Have a law degree? Willing to work for low pay in an exotic locale? Then Uncle Sam wants you.
The Pentagon is trying to recruit civilians to serve as defense lawyers for terrorist suspects in its military tribunals at the US naval base in Guantanamo Bay, Cuba. US President George W. Bush has yet to single out any prisoner from Afghanistan for a tribunal, but the Pentagon has been preparing for one anyhow. The suspects will be provided military defense lawyers but can also ask for civilian lawyers. So far, no one has applied.
The Pentagon has named Air Force Colonel Will Gunn as the acting chief defense counsel. At a briefing Thursday, Gunn said he had not volunteered for the post. Moreover, while a couple of military lawyers had made inquiries, he had so far received no applications from civilian lawyers.
"When I was contacted about taking on this position, I immediately recognized that the glamor position here was that of the chief prosecutor -- that was the opportunity to be America's hero," said Gunn, 44, who served most recently as executive assistant to the Air Force judge advocate general.

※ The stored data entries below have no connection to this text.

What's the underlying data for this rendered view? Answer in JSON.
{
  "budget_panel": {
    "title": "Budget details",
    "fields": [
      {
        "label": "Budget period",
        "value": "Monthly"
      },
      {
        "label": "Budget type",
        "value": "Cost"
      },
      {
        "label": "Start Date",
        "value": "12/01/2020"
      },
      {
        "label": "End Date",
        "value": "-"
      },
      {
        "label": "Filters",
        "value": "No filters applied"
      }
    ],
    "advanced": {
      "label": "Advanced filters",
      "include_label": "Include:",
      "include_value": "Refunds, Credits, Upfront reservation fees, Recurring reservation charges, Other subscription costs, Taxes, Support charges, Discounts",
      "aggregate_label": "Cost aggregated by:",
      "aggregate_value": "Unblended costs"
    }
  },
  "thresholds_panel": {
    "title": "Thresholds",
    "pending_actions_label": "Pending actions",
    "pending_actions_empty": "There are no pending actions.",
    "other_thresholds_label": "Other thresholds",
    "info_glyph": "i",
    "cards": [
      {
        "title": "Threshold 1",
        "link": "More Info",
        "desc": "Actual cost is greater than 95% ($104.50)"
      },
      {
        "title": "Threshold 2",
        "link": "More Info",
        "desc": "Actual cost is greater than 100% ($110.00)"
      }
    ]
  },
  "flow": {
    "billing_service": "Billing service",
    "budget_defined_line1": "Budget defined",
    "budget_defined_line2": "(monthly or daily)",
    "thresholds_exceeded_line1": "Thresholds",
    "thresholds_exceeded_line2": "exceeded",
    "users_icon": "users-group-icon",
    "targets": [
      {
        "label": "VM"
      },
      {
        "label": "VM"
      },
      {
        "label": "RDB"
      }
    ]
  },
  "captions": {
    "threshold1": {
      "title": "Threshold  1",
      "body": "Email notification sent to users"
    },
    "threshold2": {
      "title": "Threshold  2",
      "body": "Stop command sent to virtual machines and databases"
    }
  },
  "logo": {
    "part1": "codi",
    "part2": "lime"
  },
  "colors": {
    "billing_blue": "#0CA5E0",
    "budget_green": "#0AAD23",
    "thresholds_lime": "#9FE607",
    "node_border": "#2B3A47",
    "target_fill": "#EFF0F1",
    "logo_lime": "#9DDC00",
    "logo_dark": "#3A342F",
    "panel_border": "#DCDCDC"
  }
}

The post of acting chief prosecutor has been assigned to Colonel Frederic Borch III, a career Army lawyer who supervised the successful prosecutions of 13 drill sergeants accused of sexual misconduct at Aberdeen Proving Ground in 1997. Borch apparently has no dearth of uniformed lawyers eager to join the prosecution, though he declined to specify the size of his team.
Finding defense lawyers will be trickier. Don Rehkopf, a Rochester lawyer who is co-chairman of the National Association of Criminal Defense Lawyers' military law committee, said in a telephone interview that the military rules were so stacked against the defense that few civilian lawyers would want to apply.
"It would be unethical for any attorney to agree to the conditions they've set," he said. "You have to agree to waive the attorney-client privilege so that the government can monitor your conversations."
There is also the matter of defending people who may have had roles in the Sept. 11 attacks. Gunn said he decided it was his duty to accept that challenge.
"We believe in this country, and we believe in what this country espouses as its key values," he said, including a defendant's innocence until proven guilty.